Security & Compliance
- Classify data (PII, PHI, Confidential) in Azure Purview; enforce column-level masking via dynamic views.
- Transport: TLS 1.2+ for all APIs; Storage: AES-256 at rest.
- Implement row-level access in mastered tables using RLS policies (PostgreSQL) or Unity Catalog (Databricks).
- Rotate credentials every 90 days; key vault backed variables only.
Data Governance
- Data steward per domain must approve schema changes via pull request.
- Change data contracts with semantic-versioning (vMAJOR.MINOR.PATCH); breaking changes require 30-day deprecation window.
- Maintain business glossary in Purview with linkage to table and column IDs.
Migration & Rollout
- Pilot → Phase 1 (single domain) → Phase 2 (multi-domain) → Enterprise adoption.

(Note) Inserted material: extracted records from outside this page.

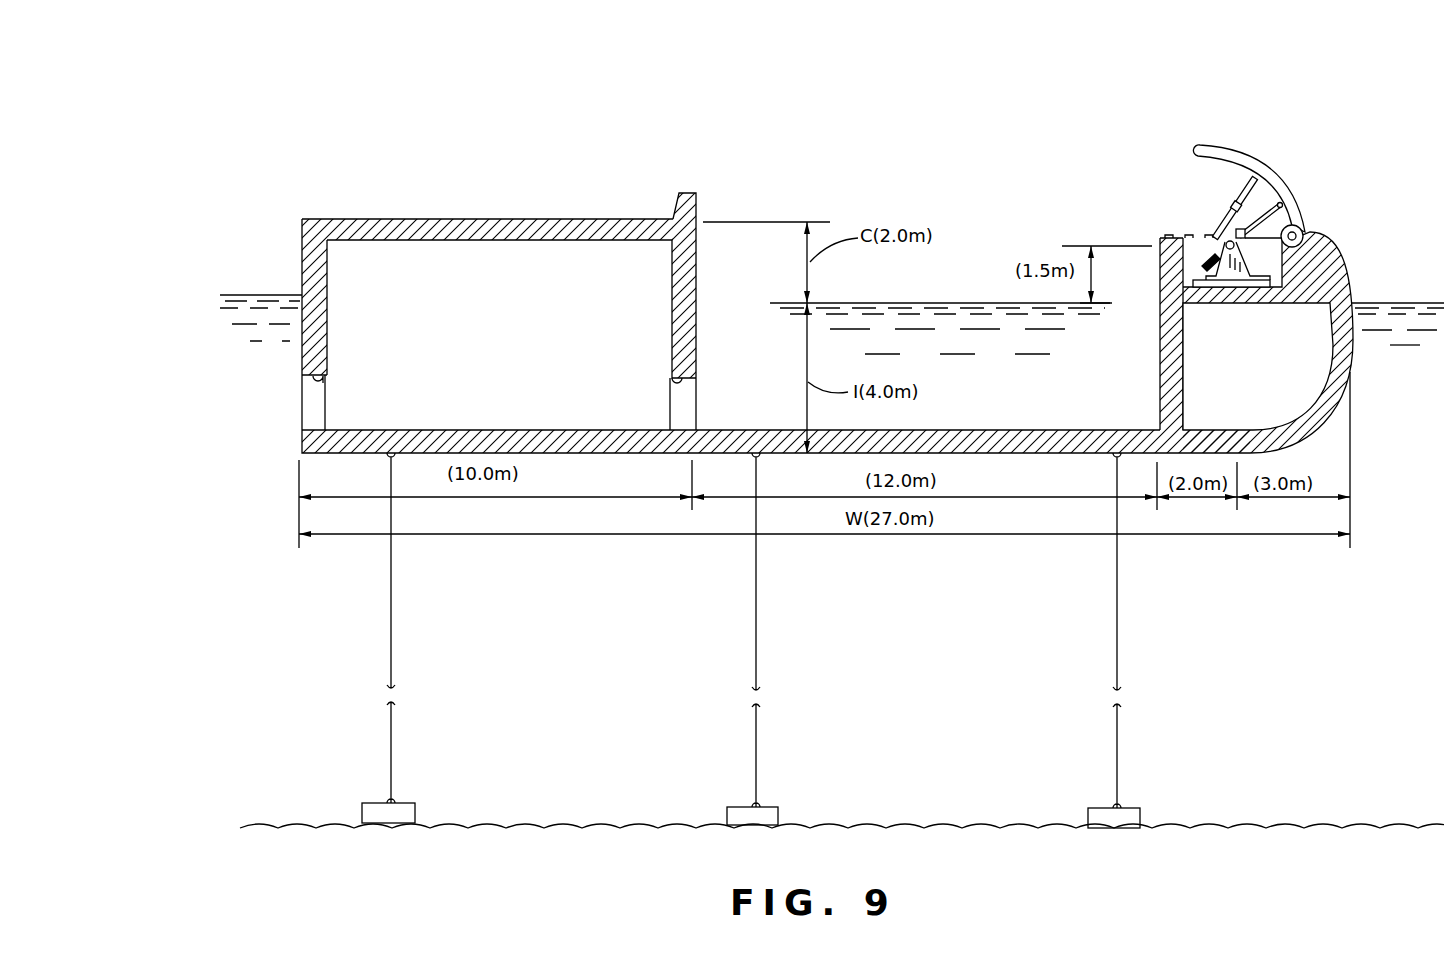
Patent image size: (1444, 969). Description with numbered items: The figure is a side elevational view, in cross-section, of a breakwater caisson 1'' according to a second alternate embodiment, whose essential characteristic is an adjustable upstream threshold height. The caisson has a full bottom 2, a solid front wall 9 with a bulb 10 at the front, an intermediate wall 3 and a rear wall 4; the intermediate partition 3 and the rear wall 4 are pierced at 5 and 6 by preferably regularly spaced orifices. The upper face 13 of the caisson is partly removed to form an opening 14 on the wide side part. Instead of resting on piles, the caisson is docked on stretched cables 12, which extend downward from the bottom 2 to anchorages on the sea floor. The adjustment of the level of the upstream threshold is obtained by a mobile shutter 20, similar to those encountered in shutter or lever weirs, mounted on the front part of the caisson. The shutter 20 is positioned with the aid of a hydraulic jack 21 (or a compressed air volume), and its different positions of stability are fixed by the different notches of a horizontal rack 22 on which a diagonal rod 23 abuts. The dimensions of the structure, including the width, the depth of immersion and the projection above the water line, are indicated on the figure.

The caisson 1'' is at (834, 429).
The bottom 2 is at (1040, 453).
The intermediate wall 3 is at (697, 300).
The rear wall 4 is at (302, 288).
The orifices 5 is at (324, 387).
The orifices 6 is at (672, 388).
The front wall 9 is at (1160, 380).
The bulb 10 is at (1353, 340).
The cables 12 is at (392, 575).
The upper face 13 is at (522, 222).
The opening 14 is at (699, 250).
The mobile shutter 20 is at (1232, 147).
The hydraulic jack 21 is at (1260, 212).
The horizontal rack 22 is at (1182, 237).
The diagonal rod 23 is at (1227, 205).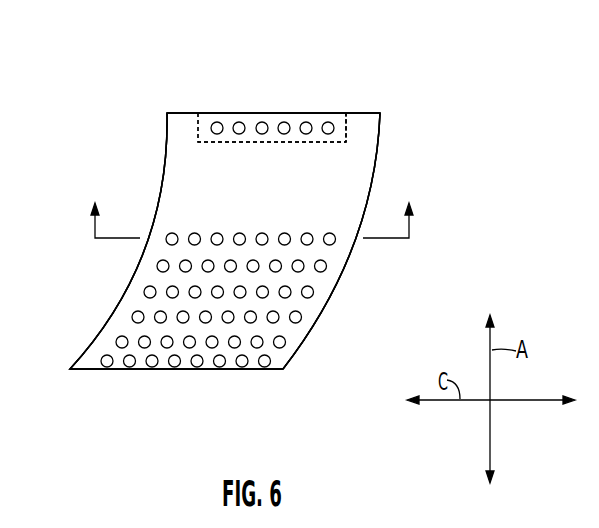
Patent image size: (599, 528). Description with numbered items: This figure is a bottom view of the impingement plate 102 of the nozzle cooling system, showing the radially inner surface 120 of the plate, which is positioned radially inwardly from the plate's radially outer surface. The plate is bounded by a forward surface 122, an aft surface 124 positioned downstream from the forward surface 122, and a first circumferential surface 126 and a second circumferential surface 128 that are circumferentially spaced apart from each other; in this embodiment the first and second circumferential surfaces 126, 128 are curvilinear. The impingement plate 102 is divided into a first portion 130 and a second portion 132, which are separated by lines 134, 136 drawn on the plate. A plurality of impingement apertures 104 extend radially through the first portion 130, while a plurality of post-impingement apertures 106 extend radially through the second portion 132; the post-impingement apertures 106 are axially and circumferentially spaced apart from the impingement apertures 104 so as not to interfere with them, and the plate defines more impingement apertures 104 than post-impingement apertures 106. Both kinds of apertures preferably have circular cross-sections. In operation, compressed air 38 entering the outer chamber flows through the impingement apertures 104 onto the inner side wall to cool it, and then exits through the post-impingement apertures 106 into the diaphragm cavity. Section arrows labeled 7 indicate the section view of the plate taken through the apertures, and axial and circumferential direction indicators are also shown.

The impingement plate 102 is at (88, 99).
The impingement apertures 104 is at (218, 233).
The post-impingement apertures 106 is at (216, 121).
The radially inner surface 120 is at (364, 177).
The forward surface 122 is at (250, 112).
The aft surface 124 is at (100, 370).
The first circumferential surface 126 is at (97, 338).
The second circumferential surface 128 is at (351, 256).
The first portion 130 is at (243, 330).
The second portion 132 is at (272, 123).
The line 134 is at (197, 125).
The line 136 is at (213, 144).
The compressed air 38 is at (347, 128).
The section line for FIG. 7 is at (252, 204).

- Exit criteria for pilot: ≥95 % lineage captured, ≤2 % data error rate, stakeholder sign-off.
Common Pitfalls & Remedies
- Pitfall: Bulk upserts causing lock contention.
Remedy: Batch into 5 k records, use Postgres `INSERT … ON CONFLICT` with `NOWAIT`.
- Pitfall: Duplicate detection drifting over time.
Remedy: Schedule weekly re-training of ML match model; compare F1 score to baseline.
- Pitfall: Governance policies bypassed in ad-hoc queries.
Remedy: Block direct write access; all changes via governed pipelines.